Ad reps advise clients to buy more space in a downturn when merchants need more traffic. They don't do it. They advertise less. But that's the argument.
When publishers need a better product to boost the bottom line, they invariably cut back too. If that's not hypocritical, it's sure short-sighted and makes for a brutal nose job.
They imagine they are in the business of printing words on paper. So they reduce pages and the wordsmiths to fill them.
The truth is, they really are in the information business. They need constantly to create demand and to generate ad attraction with more and better information. But they do the old biz school thing that reduces costs in a version of supply side economics instead of spending wisely to create product demand.
The newspaper industry is a metaphor for failed imagination.
If Silicon Valley had thought that way, I'd be writing this on an upright typewriter instead of a computer.

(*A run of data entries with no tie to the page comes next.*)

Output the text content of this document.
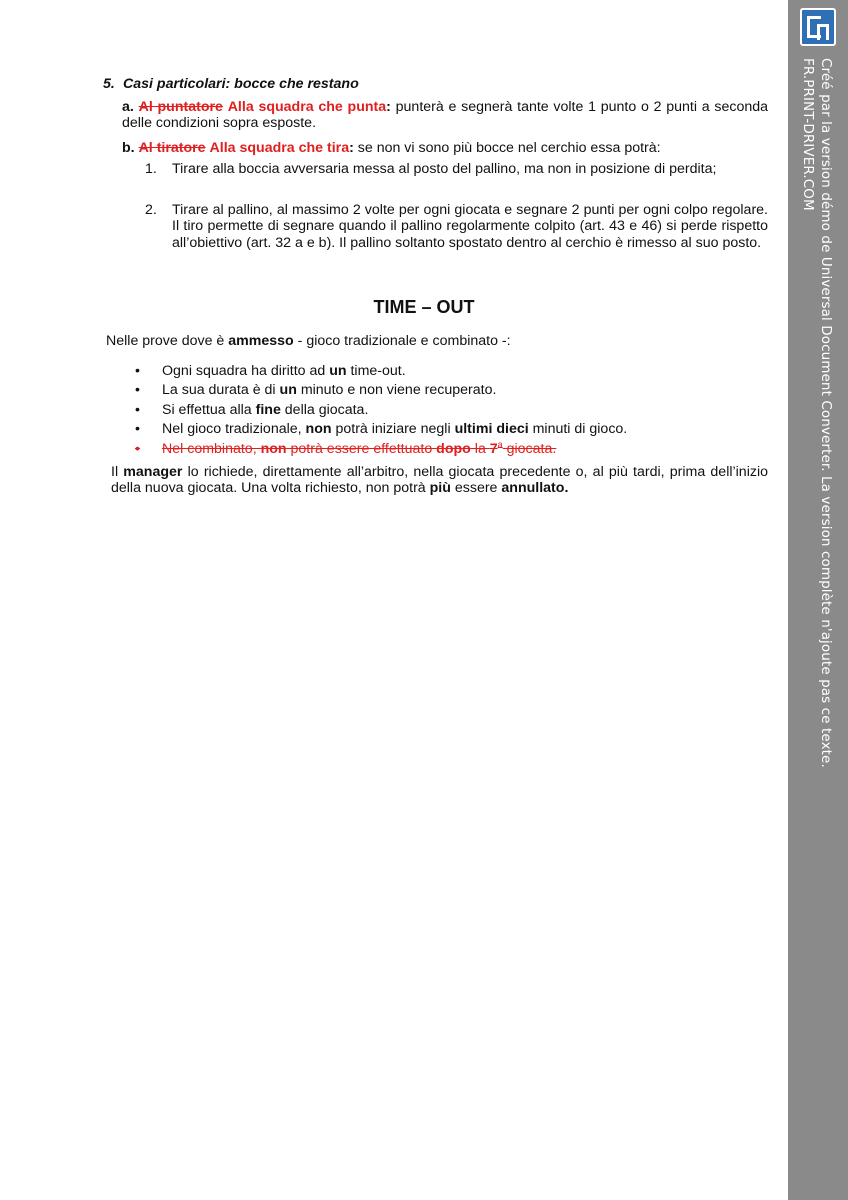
5. Casi particolari: bocce che restano
a. Al puntatore Alla squadra che punta: punterà e segnerà tante volte 1 punto o 2 punti a seconda delle condizioni sopra esposte.
b. Al tiratore Alla squadra che tira: se non vi sono più bocce nel cerchio essa potrà:
1. Tirare alla boccia avversaria messa al posto del pallino, ma non in posizione di perdita;
2. Tirare al pallino, al massimo 2 volte per ogni giocata e segnare 2 punti per ogni colpo regolare. Il tiro permette di segnare quando il pallino regolarmente colpito (art. 43 e 46) si perde rispetto all’obiettivo (art. 32 a e b). Il pallino soltanto spostato dentro al cerchio è rimesso al suo posto.
TIME – OUT
Nelle prove dove è ammesso - gioco tradizionale e combinato -:
• Ogni squadra ha diritto ad un time-out.
• La sua durata è di un minuto e non viene recuperato.
• Si effettua alla fine della giocata.
• Nel gioco tradizionale, non potrà iniziare negli ultimi dieci minuti di gioco.
• Nel combinato, non potrà essere effettuato dopo la 7$^a$ giocata.
Il manager lo richiede, direttamente all’arbitro, nella giocata precedente o, al più tardi, prima dell’inizio della nuova giocata. Una volta richiesto, non potrà più essere annullato.	Créé par la version démo de Universal Document Converter. La version complète n'ajoute pas ce texte.
FR.PRINT-DRIVER.COM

That's why I like the advice of columnist Leonard Pitts, Jr., although he admits he was slow coming to his own view. The Internet should be at the core of journalism, not off to one side, he now writes http://www.miamiherald.com/living/columnists/leonard_pitts/story/574088.html
"And then maybe we should hire away the bright people who figured out how to make Yahoo and Google profitable and ask them to make our sites profitable, too."
Go, Leonard.
Publishers recognize the virtual world when their IT Departments show them. But they're not thriving in it like Jeff Bezos at Amazon, now competing with downloadable texts via Kindle, http://www.amazon.com/Kindle-Amazons-Wireless-Reading-Device/dp/B000FI73MA or like Craig Newmark, the Internet entrepreneur taking the classifieds away from conventional print http://www.craigslist.org/about/help/user_accounts.
Bezos and Newmark and all the Google, Yahoo, Facebook and other dagger gaggles may look like a publisher's worst nightmare.
But if I'm in a knife fight, I want a guy who's good with a stiletto at my side.